I add it right after the pie chart function.



# Load data
years = ["2000", "2005", "2010", "2015", "2020", "2022"]
df = pd.read_csv("rankings.csv", index_col=None)
df, rank_columns = create_rankings(df, years)

# Create chart
fig, ax = plt.subplots(nrows=1, ncols=1, figsize=(15, 1.6*len(df)))
format_ticks(ax, years)

# Draw lines
for i, row in df.iterrows():
    add_line(ax, row, rank_columns)

    for j, rc in enumerate(rank_columns):
        add_pie_and_flag(
            ax, j, -row[rc], 
            name=row.country_name,
            ratio=row[years[j]] / row[years].max()
        )

And now you can behold the visual magic of using flags. It’s a huge difference compared to the previous output.
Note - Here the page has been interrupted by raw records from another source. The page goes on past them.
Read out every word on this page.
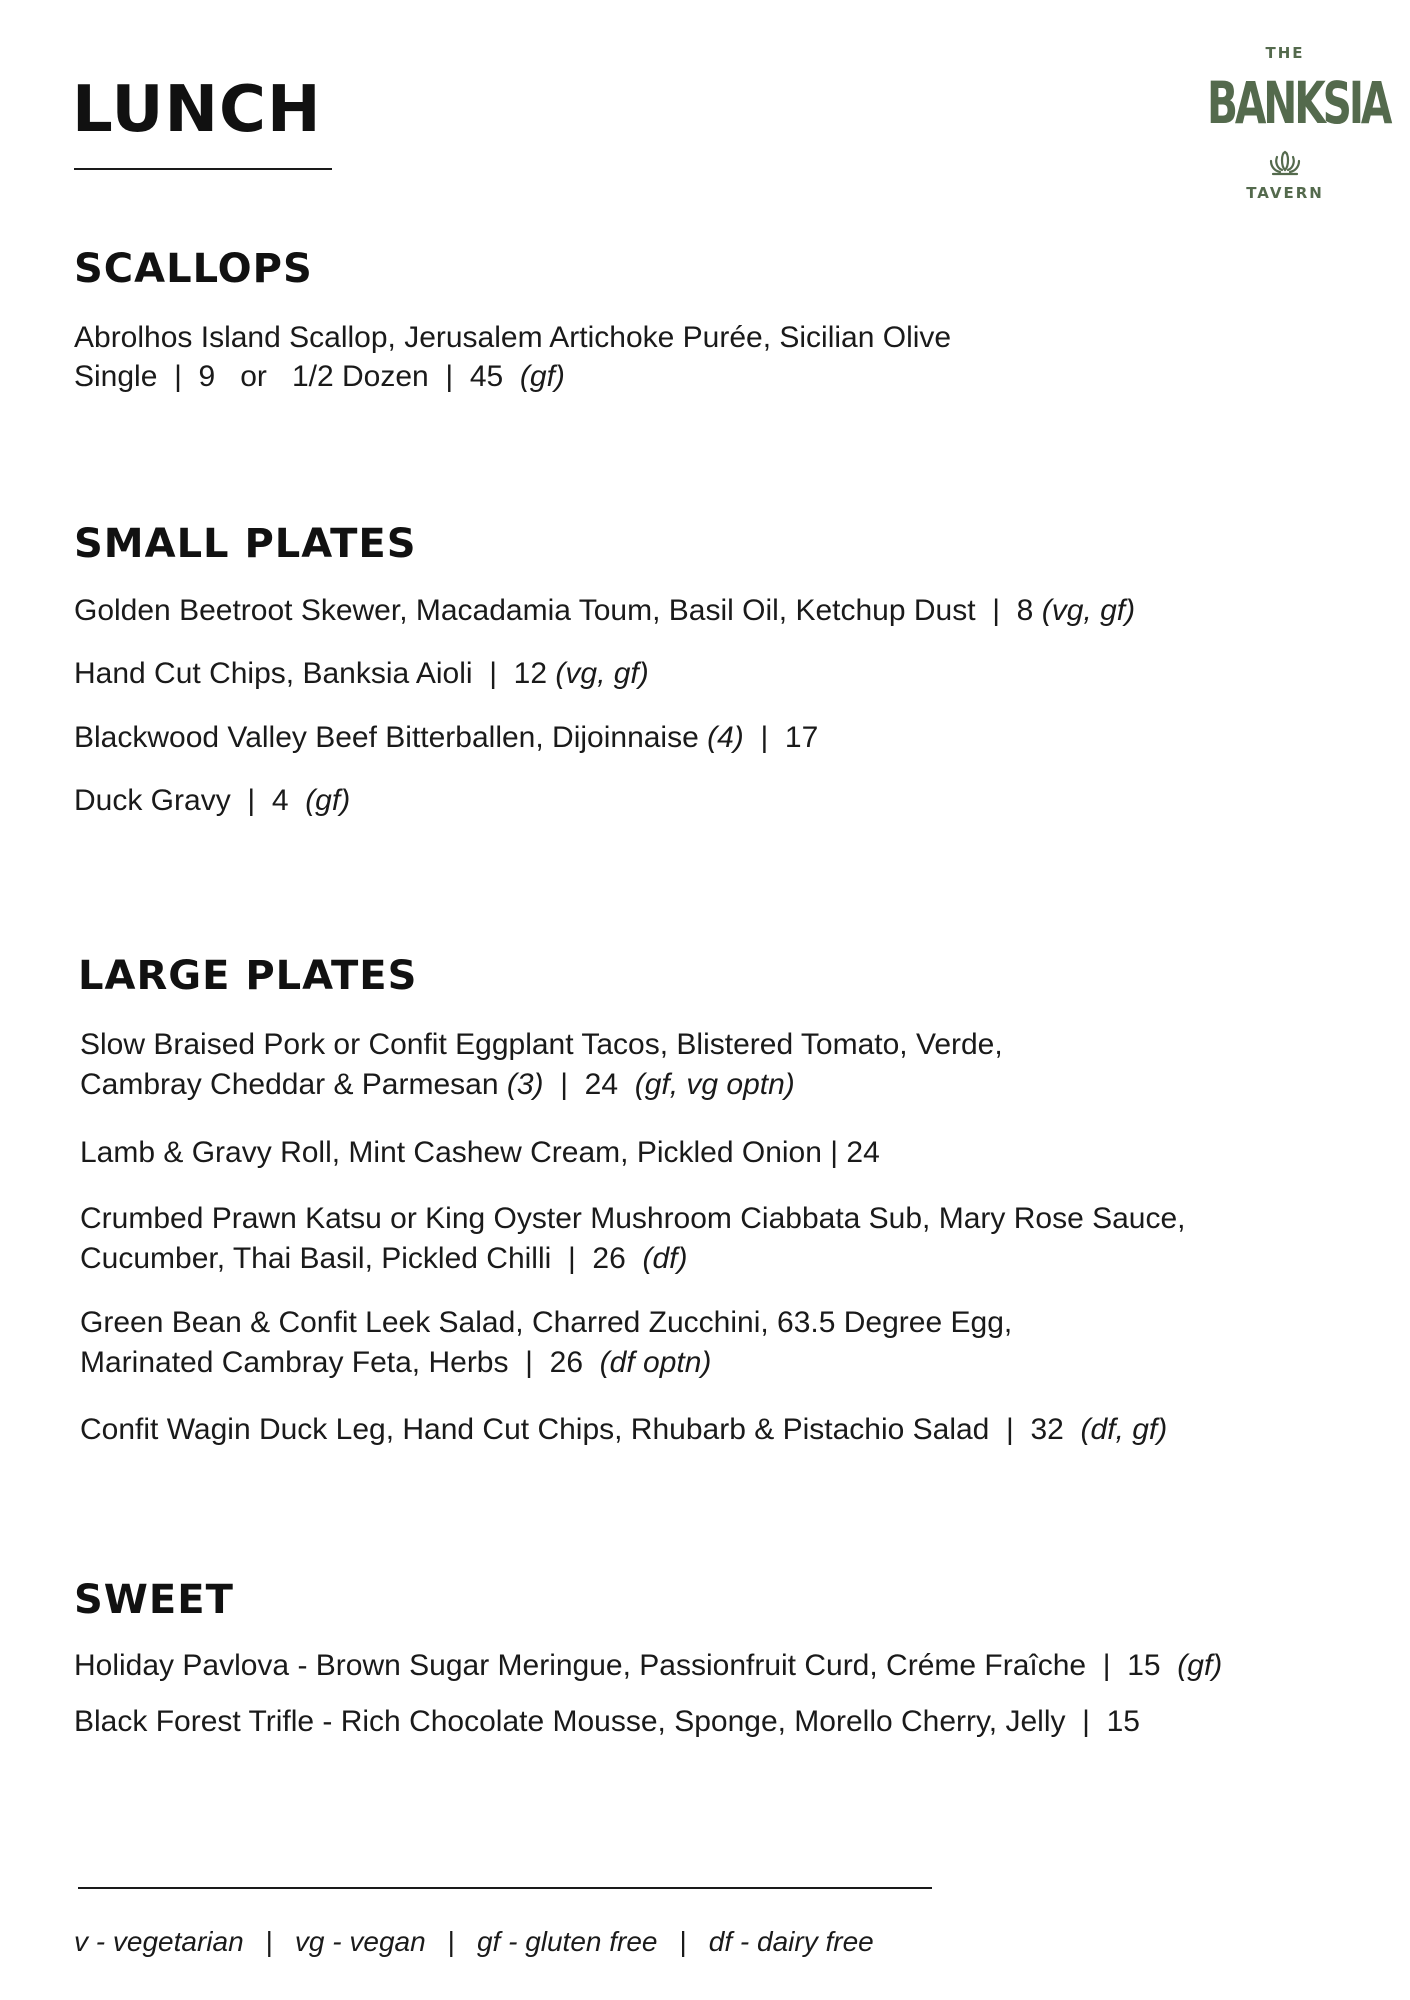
LUNCH
THE
BANKSIA
TAVERN
SCALLOPS
Abrolhos Island Scallop, Jerusalem Artichoke Purée, Sicilian Olive
Single  |  9 or 1/2 Dozen  |  45 (gf)
SMALL PLATES
Golden Beetroot Skewer, Macadamia Toum, Basil Oil, Ketchup Dust  |  8 (vg, gf)
Hand Cut Chips, Banksia Aioli  |  12 (vg, gf)
Blackwood Valley Beef Bitterballen, Dijoinnaise (4)  |  17
Duck Gravy  |  4  (gf)
LARGE PLATES
Slow Braised Pork or Confit Eggplant Tacos, Blistered Tomato, Verde,
Cambray Cheddar & Parmesan (3)  |  24  (gf, vg optn)
Lamb & Gravy Roll, Mint Cashew Cream, Pickled Onion | 24
Crumbed Prawn Katsu or King Oyster Mushroom Ciabbata Sub, Mary Rose Sauce,
Cucumber, Thai Basil, Pickled Chilli  |  26  (df)
Green Bean & Confit Leek Salad, Charred Zucchini, 63.5 Degree Egg,
Marinated Cambray Feta, Herbs  |  26  (df optn)
Confit Wagin Duck Leg, Hand Cut Chips, Rhubarb & Pistachio Salad  |  32  (df, gf)
SWEET
Holiday Pavlova - Brown Sugar Meringue, Passionfruit Curd, Créme Fraîche  |  15  (gf)
Black Forest Trifle - Rich Chocolate Mousse, Sponge, Morello Cherry, Jelly  |  15
v - vegetarian | vg - vegan | gf - gluten free | df - dairy free
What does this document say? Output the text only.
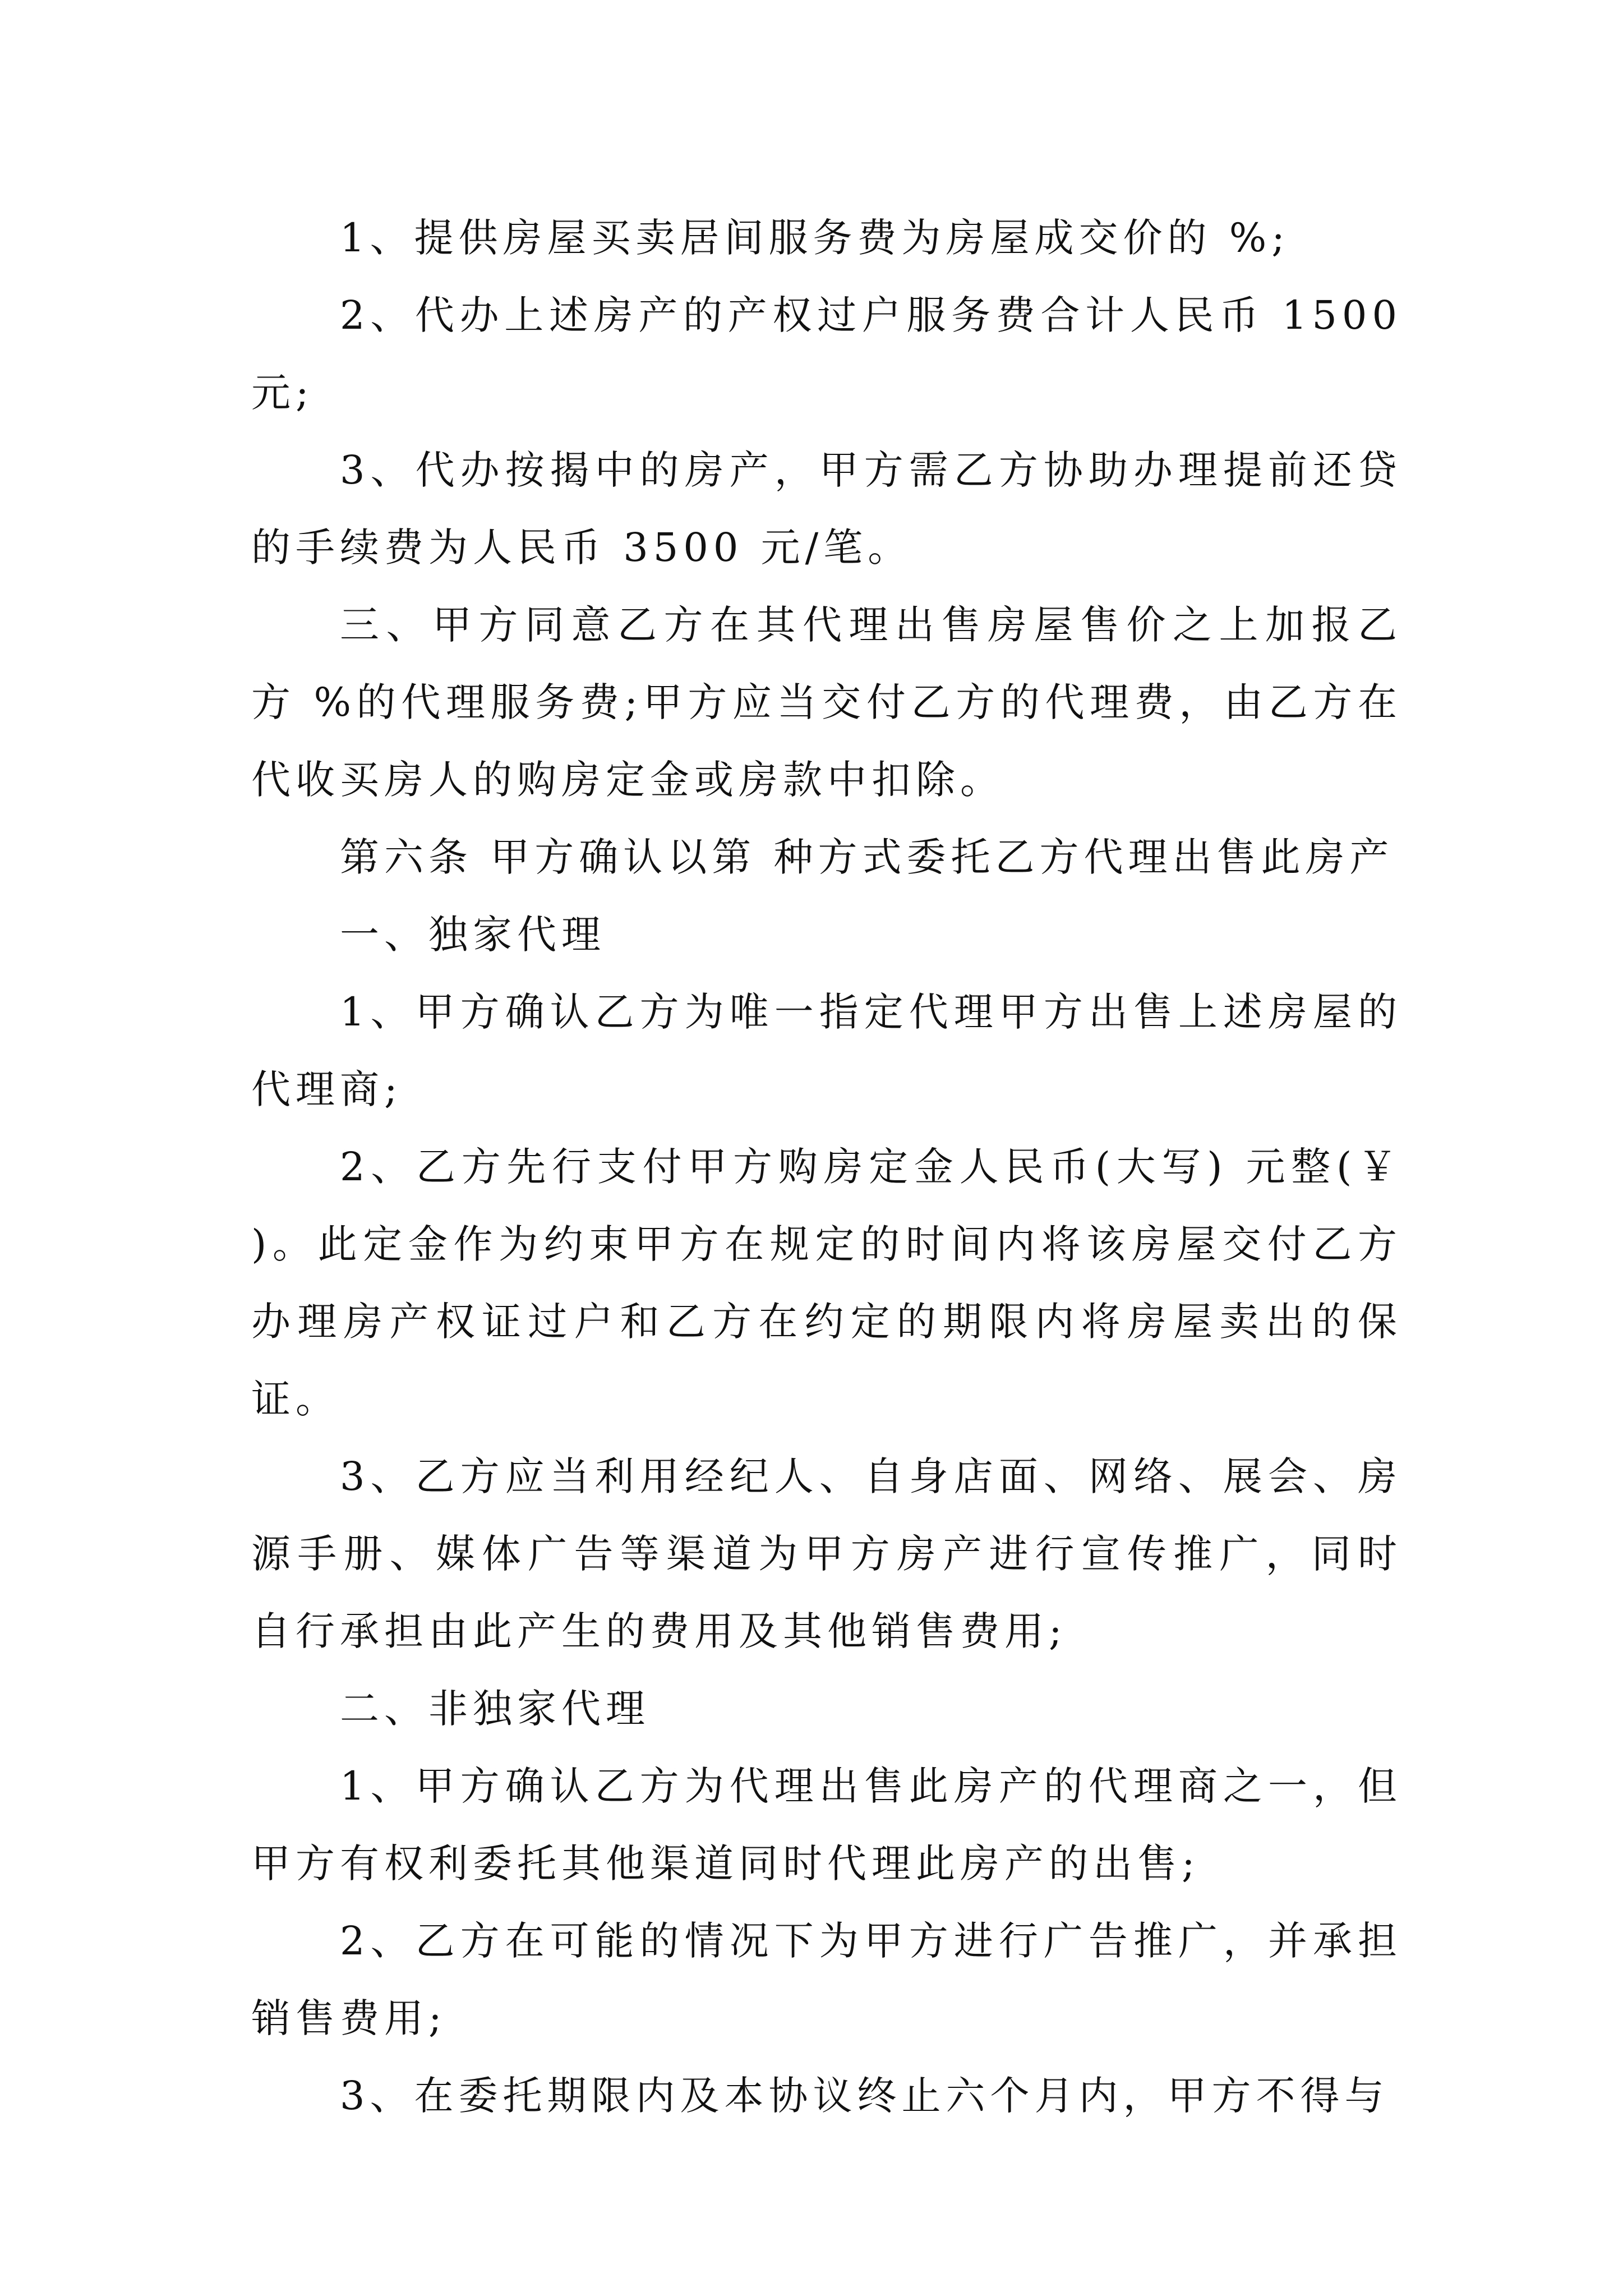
1、提供房屋买卖居间服务费为房屋成交价的 %;

2、代办上述房产的产权过户服务费合计人民币 1500 元;

3、代办按揭中的房产，甲方需乙方协助办理提前还贷的手续费为人民币 3500 元/笔。

三、甲方同意乙方在其代理出售房屋售价之上加报乙方 %的代理服务费;甲方应当交付乙方的代理费，由乙方在代收买房人的购房定金或房款中扣除。

第六条 甲方确认以第 种方式委托乙方代理出售此房产

一、独家代理

1、甲方确认乙方为唯一指定代理甲方出售上述房屋的代理商;

2、乙方先行支付甲方购房定金人民币(大写) 元整(￥ )。此定金作为约束甲方在规定的时间内将该房屋交付乙方办理房产权证过户和乙方在约定的期限内将房屋卖出的保证。

3、乙方应当利用经纪人、自身店面、网络、展会、房源手册、媒体广告等渠道为甲方房产进行宣传推广，同时自行承担由此产生的费用及其他销售费用;

二、非独家代理

1、甲方确认乙方为代理出售此房产的代理商之一，但甲方有权利委托其他渠道同时代理此房产的出售;

2、乙方在可能的情况下为甲方进行广告推广，并承担销售费用;

3、在委托期限内及本协议终止六个月内，甲方不得与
We suddenly have something that looks nice and is easy to understand. The last thing to do is to add some helpful information.

Step 5: Adding additional information

Since not everyone knows all the flags by heart, I want to add the country’s name to the right.

I also want to show the size of the economy and how each country compares to the highest ranking.

Here’s my code for doing that.



def add_text(ax, value, max_value, y):
    trillions = round(value / 1e12, 1)
    ratio_to_max = round(100 * value / max_value, 1)

    text = "{}\n${:,}T ({}%)".format(
        row.country_name, 
        trillions,
        ratio_to_max
    )

    ax.annotate(
        text, (1.03, y), 
        fontsize=20,
        linespacing=1.7,
        va="center",
        xycoords=("axes fraction", "data")
    )

As before, I add the function to the main code block. Note that I’m also adding a title.



years = ["2000", "2005", "2010", "2015", "2020", "2022"]
df = pd.read_csv("rankings.csv", index_col=None)
df, rank_columns = create_rankings(df, years)

fig, ax = plt.subplots(nrows=1, ncols=1, figsize=(15, 1.6*len(df)))
format_ticks(ax, years)

for i, row in df.iterrows():
    add_line(ax, row, rank_columns)

    for j, rc in enumerate(rank_columns):
        add_pie_and_flag(
            ax, j, -row[rc], 
            name=row.country_name,
            ratio=row[years[j]] / row[years].max()
        )

    add_text(ax, value=row[years[-1]], max_value=df.iloc[0][years[-1]], y=-(i + 1))
    plt.title("Comparing Today's Largest Economies\nGDP (constant 2015 us$)", linespacing=1.8, fontsize=32, x=0.58, y=1.12)